Имя автора манускрипта доподлинно неизвестно. Бактрия, I век до н. э.
Я предпочел бы умолчать эту историю, позволить ей увязнуть в песках забвения. Но вот уже на протяжении многих лет обет молчания терзает меня изнутри, от чего я теряю сон и рассудок. Вопреки высшим порывам здравомыслия я оставляю частичку своей души на этом куске пергамента.
Люди другой эпохи вскроют моё послание, и моя колесница вновь пронесется по созвездиям бытия. Ведь мысли и идеи способны плыть по течению хроноса бесконечно. Мысли, как эфир, пронизывают сознание людей сквозь время. Подвиги героев живы, пока жива память о них. Труды выдающихся мудрецов прорастают, подобно семенам, в умах множества людей. Эта память поддерживается философской традицией – формой сохранения и передачи опыта из поколения в поколение. И, конечно, это делает возможным диалог между людьми разных исторических периодов.
Я же не стремлюсь увековечить себя. Признание и слава для меня слишком эфемерны. К моему сожалению, я не способен полностью вырвать себя из описания тайны, что так бережно хранила моя память, долгие годы укрывая ее от мира. Чтобы не терять нить истории, я начну с себя, но предпочту остаться безымянным.
Мне посчастливилось появиться на свет в величайшем из городов своей эпохи. Город располагался на пересечении морских и речных путей, вблизи живописных и плодородных долин и оазисов. Городские улицы украшали изящные сады, колонны и арки, мраморные изваяния. Над архитектурой города трудились лучшие мастера и скульпторы. В гавань прибывали корабли со всего света. Город располагал известным на весь эллинский мир мусейоном и библиотекой. Странник мог найти там всё, что пожелает.
И в отношении моего происхождения судьба оказалась ко мне благосклонной. Я принадлежал к аристократическому роду. Мой дед, а затем и мой отец были на хорошем счету у правящей династии. Мы были богаты и влиятельны. Тогда я думал, что мне обещано большое будущее. Я рос в атмосфере сформировавшихся в моём окружении идеалов – а именно в культе власти и роскоши. Но даже это ещё не было обеспечено одним лишь правом моего рождения – я нуждался в образовании.

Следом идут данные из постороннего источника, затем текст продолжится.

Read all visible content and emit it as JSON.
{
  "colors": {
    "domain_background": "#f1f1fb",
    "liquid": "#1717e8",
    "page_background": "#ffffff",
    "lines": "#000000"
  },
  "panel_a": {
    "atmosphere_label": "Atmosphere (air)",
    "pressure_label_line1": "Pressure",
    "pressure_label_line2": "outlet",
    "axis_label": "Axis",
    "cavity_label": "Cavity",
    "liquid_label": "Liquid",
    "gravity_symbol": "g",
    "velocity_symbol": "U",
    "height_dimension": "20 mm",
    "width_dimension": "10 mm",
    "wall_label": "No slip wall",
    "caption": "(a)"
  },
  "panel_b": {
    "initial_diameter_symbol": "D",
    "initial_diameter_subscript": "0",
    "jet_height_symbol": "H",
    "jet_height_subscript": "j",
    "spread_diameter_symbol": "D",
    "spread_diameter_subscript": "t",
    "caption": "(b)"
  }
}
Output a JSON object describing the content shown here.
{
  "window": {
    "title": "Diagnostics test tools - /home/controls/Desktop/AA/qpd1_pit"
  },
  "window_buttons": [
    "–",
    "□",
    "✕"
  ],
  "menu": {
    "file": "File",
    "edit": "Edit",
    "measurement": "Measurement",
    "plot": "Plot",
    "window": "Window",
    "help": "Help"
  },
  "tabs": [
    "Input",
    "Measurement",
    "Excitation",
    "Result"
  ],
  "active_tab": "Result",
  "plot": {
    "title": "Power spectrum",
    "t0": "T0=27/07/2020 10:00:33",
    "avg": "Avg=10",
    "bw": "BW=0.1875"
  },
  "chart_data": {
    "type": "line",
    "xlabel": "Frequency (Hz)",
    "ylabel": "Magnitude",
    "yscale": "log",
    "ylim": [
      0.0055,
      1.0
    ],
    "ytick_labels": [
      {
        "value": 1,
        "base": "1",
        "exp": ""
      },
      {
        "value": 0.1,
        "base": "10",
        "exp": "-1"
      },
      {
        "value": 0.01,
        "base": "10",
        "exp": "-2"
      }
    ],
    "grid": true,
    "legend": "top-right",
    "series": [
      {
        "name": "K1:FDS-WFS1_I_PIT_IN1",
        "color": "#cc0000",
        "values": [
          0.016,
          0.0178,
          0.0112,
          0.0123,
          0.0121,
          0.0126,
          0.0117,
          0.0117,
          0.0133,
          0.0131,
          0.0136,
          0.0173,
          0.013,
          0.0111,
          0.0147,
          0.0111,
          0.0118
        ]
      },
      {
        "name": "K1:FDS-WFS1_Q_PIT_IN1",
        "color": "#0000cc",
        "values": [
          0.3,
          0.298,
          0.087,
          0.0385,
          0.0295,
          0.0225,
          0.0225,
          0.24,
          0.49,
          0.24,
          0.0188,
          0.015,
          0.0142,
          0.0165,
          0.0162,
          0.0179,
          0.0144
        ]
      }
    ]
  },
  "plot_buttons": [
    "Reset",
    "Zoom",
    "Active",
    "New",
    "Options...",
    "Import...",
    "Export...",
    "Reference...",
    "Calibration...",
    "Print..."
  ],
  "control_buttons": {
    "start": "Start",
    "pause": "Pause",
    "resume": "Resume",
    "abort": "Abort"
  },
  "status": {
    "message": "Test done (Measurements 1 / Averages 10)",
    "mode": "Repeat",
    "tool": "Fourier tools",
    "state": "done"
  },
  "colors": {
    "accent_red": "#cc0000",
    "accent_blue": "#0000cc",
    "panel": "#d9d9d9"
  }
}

Мой отец определил меня в гимнасий. Поначалу я не слишком увлекался наукой. Какой был смысл заниматься столь скучными делами, осмыслять все эти сложные категории, когда ко мне и так были приставлены именитые софисты? Признаюсь, мне нравилось изучать письмо и упражняться в борьбе. В первом я видел хоть какую-то пользу, а второе даровало мне ощущение силы и превосходства.
Я неоднократно брал верх в состязаниях по борьбе. Дни состязаний были для меня волнительными – в такие дни я испытывал особый трепет. А победы дарили мне неподдельное чувство эйфории. Бывало, что я получал удовольствие от самой борьбы, но триумф по-настоящему опьянял меня. Причем чем выше был пик тревоги перед схваткой, тем слаще был вкус победы. После таких побед я погружался в состояние умиротворения и неги. Мне бы хотелось, чтобы эти мгновения не были столь скоротечными.